Senate President Thomas V. Mike Miller acknowledged the onlooking students as Minority Leader J.B. Jennings (R-Baltimore & Harford) began the third and final floor discussions of the bill, in which Jennings asked rhetorically if the chamber should ask the students their opinion first. Senators could only discuss, not amend, the bill Tuesday.
“Mr. President, I know the vote, what it’s going to be. I’m willing to put money on the table of what I think it will be. But, I do know the public opinion, that they don’t want this,” Jennings said.
The majority of the senators, however, did want to see Maryland’s 24 school jurisdictions again be able to set the date for the first day of school.
In a vote of 31-13, with three excused absences, the Senate passed SB 128 to enable the state’s school districts to select a start date without regard to Labor Day. The bill will now advance to the House of Delegates.
Frederick County’s two representatives in the state Senate were divided on the issue. Sen. Ron Young (D-Frederick) voted with the majority in favor to the change, while Sen. Michael Hough (R-Frederick & Carroll) offered a scathing rebuke of the decision after the vote.
“I have little faith — unfortunately, I must say — in our local school, because they have proven they could not put together a coherent calendar,” Hough said. “Just as they have not been able to figure out what is a snow day or not, because yesterday our school closed for rain in Frederick County.”
As a parent, Hough said he preferred the school calendars crafted following the 2016 executive order by Gov. Larry Hogan (R), which required all schools in Maryland to start after Labor Day. Hogan has strongly opposed the Legislature’s attempt to change the law this session, and said any school board that wants a pre-Labor Day start date should be required to put it to a vote on a local ballot.
Those in favor of the bill argued the flexibility to start before Labor Day would help each county’s Board of Education better accommodate religious holidays and snow days, which vary across the state.
Sen. Delores Kelley (D-Baltimore) also said changing the governor’s mandate to start after Labor Day would return choice to the schools.
Sen. Justin Ready (R-Carroll) said he was happy to hear his Democratic colleagues’ concern for choice and local control. However, he criticized them on past state legislation that passed down local mandates, and future local mandates that will come from the Commission on Innovation and Excellence in Education, also known as the Kirwan Commission.
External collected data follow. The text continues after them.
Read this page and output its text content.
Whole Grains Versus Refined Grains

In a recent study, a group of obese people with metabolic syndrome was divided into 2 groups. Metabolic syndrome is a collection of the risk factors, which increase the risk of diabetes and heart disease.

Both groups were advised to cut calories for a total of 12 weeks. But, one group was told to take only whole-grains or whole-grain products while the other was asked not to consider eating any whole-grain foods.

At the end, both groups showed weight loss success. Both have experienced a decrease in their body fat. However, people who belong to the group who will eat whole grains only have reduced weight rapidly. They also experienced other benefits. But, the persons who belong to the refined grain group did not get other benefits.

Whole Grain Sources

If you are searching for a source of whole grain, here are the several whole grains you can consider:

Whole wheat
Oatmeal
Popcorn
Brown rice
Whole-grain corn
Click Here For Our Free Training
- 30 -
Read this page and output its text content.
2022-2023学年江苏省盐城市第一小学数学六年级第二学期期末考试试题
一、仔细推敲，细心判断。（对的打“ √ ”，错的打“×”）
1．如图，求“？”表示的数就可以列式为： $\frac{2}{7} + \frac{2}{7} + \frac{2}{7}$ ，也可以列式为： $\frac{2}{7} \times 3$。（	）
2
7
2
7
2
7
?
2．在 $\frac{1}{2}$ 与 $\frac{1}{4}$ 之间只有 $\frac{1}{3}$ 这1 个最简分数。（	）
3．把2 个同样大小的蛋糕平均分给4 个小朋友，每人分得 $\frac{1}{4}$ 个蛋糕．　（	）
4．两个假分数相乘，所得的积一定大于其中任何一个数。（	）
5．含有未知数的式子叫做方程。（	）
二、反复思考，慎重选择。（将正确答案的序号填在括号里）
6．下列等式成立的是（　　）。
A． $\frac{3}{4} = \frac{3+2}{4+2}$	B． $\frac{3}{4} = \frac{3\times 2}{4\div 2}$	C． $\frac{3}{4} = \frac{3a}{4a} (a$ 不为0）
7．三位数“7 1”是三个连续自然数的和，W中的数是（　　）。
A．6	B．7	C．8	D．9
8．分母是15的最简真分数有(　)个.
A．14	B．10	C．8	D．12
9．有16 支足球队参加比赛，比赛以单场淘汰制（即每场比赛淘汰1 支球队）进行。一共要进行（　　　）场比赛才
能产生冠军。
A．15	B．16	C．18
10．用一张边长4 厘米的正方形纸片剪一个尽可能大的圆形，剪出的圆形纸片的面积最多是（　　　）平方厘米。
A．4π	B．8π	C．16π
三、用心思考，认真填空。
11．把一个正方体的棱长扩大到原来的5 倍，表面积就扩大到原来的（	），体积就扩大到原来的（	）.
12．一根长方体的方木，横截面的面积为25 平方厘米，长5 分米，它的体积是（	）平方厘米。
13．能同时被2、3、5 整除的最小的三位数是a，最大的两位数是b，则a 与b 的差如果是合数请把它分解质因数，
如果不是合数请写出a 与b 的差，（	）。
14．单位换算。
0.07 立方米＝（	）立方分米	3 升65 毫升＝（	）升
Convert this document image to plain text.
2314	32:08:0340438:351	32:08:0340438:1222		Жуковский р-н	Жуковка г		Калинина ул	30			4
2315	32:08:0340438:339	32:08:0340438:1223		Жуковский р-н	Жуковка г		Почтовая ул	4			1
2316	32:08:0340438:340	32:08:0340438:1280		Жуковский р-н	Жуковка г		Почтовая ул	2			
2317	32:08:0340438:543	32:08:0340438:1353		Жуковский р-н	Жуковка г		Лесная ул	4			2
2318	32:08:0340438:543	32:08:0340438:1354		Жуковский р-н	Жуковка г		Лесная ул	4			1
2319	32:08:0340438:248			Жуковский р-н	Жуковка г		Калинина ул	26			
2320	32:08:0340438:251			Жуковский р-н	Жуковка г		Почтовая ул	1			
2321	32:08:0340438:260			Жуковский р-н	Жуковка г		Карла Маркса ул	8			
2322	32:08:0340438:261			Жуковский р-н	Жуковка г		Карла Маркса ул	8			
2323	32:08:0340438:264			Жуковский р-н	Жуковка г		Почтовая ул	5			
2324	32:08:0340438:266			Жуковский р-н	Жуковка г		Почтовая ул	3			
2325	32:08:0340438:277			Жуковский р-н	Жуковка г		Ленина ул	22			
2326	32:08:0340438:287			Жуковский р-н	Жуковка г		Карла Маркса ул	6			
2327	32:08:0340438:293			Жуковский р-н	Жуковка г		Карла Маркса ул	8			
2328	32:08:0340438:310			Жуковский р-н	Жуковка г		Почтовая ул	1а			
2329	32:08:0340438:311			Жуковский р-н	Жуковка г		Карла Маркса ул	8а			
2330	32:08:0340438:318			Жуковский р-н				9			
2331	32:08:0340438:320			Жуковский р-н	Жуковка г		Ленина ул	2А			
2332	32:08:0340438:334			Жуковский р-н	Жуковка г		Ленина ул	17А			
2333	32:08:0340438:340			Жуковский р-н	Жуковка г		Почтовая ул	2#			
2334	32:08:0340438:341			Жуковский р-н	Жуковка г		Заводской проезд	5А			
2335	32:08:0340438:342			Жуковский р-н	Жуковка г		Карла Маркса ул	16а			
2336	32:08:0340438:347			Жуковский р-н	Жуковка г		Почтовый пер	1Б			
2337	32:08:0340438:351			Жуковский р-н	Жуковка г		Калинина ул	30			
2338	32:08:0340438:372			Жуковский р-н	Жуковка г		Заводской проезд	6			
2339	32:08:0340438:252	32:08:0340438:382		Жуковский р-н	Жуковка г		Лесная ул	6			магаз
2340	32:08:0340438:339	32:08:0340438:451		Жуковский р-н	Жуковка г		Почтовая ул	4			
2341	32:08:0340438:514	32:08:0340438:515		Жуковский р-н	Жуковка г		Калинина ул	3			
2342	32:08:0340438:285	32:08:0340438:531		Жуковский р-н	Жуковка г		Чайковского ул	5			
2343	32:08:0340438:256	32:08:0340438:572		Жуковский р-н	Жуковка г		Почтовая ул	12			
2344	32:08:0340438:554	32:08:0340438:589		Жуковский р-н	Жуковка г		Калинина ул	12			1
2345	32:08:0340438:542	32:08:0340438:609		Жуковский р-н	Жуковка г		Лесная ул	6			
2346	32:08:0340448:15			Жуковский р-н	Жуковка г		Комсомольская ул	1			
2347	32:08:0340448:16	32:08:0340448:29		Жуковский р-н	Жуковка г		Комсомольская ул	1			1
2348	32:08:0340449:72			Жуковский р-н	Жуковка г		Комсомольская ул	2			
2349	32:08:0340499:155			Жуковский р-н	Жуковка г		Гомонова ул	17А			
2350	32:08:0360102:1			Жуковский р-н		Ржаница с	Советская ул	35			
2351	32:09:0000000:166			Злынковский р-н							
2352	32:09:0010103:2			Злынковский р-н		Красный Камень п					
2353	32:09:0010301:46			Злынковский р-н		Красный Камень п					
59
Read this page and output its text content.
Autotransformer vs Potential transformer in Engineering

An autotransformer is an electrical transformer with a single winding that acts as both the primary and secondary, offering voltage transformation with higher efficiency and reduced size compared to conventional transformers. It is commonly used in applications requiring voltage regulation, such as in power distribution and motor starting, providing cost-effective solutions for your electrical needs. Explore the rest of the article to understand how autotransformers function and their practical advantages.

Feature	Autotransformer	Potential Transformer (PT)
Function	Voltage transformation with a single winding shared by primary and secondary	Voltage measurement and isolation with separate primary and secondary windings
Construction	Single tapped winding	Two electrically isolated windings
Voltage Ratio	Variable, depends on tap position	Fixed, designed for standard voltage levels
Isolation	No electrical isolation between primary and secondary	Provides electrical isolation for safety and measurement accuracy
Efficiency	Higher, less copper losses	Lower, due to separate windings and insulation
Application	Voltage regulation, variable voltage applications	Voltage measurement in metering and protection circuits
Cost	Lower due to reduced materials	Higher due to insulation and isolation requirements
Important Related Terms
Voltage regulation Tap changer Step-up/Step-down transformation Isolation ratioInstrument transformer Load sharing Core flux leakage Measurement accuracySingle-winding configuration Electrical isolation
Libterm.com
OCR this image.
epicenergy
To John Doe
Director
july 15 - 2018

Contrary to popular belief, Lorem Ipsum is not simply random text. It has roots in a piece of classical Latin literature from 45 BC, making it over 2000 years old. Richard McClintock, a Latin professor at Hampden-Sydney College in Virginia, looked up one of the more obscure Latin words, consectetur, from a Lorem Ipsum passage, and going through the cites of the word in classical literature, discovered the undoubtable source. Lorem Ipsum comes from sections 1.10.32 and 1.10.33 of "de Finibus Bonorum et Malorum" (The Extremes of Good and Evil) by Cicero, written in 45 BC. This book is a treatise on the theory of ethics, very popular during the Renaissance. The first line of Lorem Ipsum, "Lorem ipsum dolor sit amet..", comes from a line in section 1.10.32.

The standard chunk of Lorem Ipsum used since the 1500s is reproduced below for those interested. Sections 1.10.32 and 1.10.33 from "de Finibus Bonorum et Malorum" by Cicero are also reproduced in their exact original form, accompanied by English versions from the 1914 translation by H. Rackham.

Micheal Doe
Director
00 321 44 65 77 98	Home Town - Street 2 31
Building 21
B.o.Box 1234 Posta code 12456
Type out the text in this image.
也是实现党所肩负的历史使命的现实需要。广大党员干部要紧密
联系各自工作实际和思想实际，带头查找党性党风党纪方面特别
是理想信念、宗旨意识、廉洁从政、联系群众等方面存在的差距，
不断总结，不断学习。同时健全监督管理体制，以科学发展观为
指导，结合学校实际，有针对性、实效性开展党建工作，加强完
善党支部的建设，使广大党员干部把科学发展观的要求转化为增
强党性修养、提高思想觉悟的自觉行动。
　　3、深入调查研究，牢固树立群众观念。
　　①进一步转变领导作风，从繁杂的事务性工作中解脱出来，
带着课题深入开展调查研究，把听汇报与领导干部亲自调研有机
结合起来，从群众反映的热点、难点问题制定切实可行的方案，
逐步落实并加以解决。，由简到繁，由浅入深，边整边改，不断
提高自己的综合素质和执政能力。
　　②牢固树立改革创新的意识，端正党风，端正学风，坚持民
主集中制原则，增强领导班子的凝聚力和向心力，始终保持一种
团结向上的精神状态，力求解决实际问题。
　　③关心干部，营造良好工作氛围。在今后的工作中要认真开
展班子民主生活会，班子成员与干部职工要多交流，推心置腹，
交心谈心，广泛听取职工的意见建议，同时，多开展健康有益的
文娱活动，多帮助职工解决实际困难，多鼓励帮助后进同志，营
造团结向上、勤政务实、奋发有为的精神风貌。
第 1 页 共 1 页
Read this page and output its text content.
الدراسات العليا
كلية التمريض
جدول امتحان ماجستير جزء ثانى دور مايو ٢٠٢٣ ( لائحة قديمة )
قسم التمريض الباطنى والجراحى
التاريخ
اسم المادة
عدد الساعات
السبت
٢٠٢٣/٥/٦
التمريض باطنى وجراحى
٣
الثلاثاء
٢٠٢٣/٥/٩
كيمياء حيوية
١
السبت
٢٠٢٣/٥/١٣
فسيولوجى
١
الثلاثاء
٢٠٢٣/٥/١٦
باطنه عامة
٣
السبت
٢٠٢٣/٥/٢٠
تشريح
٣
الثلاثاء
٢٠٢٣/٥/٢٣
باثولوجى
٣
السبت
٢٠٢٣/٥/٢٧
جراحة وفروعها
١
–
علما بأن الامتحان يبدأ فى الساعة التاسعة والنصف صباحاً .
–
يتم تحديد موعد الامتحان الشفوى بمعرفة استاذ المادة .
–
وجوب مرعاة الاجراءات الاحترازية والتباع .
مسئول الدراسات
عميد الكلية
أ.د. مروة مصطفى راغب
“I don’t think the argument that ‘we don’t want to tell the counties what to do’ isn’t necessarily a good one here. It’s one I’m actually sympathetic to, because it’s something I wish we would have the attitude to more often about much bigger things we’ve done in the past,” Ready said.
Hough argued the schools had repeatedly failed to craft good calendars before Hogan’s order.
“I believe in local control, but at some point when the locals have shown they could not competently do the calendar — when they start school on Aug. 22 and have the kids go back for two or three days of that first week — that’s nonsensical,” Hough told the chamber.
A pre-Labor Day start for schools in Maryland is still far from being set in stone. The bill will next go to the House of Delegates, where it will go through another public process in committee before facing possible amendments in the chamber.
The House of Delegates could modify or oppose the bill, though, it appears there are enough votes to pass it.
If it does pass the second chamber, the governor will have an opportunity to veto or — as he announced last week — have the people take the decision to a petition for referendum, which is the right of all voters to gather signatures in support or opposition to a bill passed by the General Assembly.
The petition would need to collect signatures from at least 3 percent of all registered voters who voted in the last gubernatorial election — in this case, 2018 — in order to pass.